Scheme files have their own page, see below.
3. Scheme files
Main page: Camino scheme files
Scheme files are text files containing details of the MRI acquisition. Most users will only need to specify gradient directions and b-values. More detailed formats are available for advanced users.
4. Tests
Main page: Camino tests
There are two levels of testing, unit tests for individual classes and methods inside the code, and application tests that are calls to the Camino commands. All of these tests live in the camino/test
directory.
Unit tests
The unit tests are written in the JUnit test framework. They are not compiled by default, compile them using the makefile in camino/test
. Then execute
./runTest.sh
You can test particular packages by specifying the package name as an option, eg
./runTest.sh -numerics
Application tests
The application tests are in the file camino/test/ScriptTest
. It basically runs various Camino commands and outputs results as text to stdout, or diffs against a known result. This makes it easy to write tests but makes the results machine dependent. The main purpose of these tests is for regression testing - making sure that new features don't alter existing results unexpectedly.
Because of the machine dependence of the results, it's necessary to generate results on a clean copy of the code before making local modifications.

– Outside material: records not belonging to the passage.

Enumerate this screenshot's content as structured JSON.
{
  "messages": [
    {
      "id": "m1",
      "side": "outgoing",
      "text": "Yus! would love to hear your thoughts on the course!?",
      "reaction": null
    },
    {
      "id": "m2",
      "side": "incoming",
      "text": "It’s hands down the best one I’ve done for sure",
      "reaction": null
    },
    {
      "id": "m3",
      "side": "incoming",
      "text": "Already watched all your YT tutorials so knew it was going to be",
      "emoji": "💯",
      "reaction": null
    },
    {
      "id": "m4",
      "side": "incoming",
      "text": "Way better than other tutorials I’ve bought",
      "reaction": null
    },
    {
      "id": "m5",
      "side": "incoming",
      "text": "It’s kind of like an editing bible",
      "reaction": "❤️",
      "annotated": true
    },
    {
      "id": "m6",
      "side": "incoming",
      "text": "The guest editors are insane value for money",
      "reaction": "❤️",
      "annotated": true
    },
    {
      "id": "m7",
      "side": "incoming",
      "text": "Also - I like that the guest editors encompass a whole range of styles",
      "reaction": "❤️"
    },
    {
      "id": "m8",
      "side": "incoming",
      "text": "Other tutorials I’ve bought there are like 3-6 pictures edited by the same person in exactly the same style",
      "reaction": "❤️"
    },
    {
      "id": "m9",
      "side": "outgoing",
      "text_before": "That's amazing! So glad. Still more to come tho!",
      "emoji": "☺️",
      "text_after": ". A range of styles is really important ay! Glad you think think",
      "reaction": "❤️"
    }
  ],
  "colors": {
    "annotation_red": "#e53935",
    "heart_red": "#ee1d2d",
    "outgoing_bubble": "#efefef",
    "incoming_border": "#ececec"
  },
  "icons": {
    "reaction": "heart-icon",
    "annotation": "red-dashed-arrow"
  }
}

To do this, cd to camino/ and run
test/ScriptTest > ScriptTest.out.mymachine
Then make your changes and run test/ScriptTest
again, capturing stdout to a new file as above. Then diff the output from your modified code against ScriptTest.out.mymachine
.
5. Camino development guidelines
Main page: Camino code organization
The Camino code is written in Java, and organized into packages by theme. The user-accessible executables (mostly bash shell scripts) live in the camino/bin/ directory. Please see the main page for details on how to organize code and documentation. See the test page for testing information.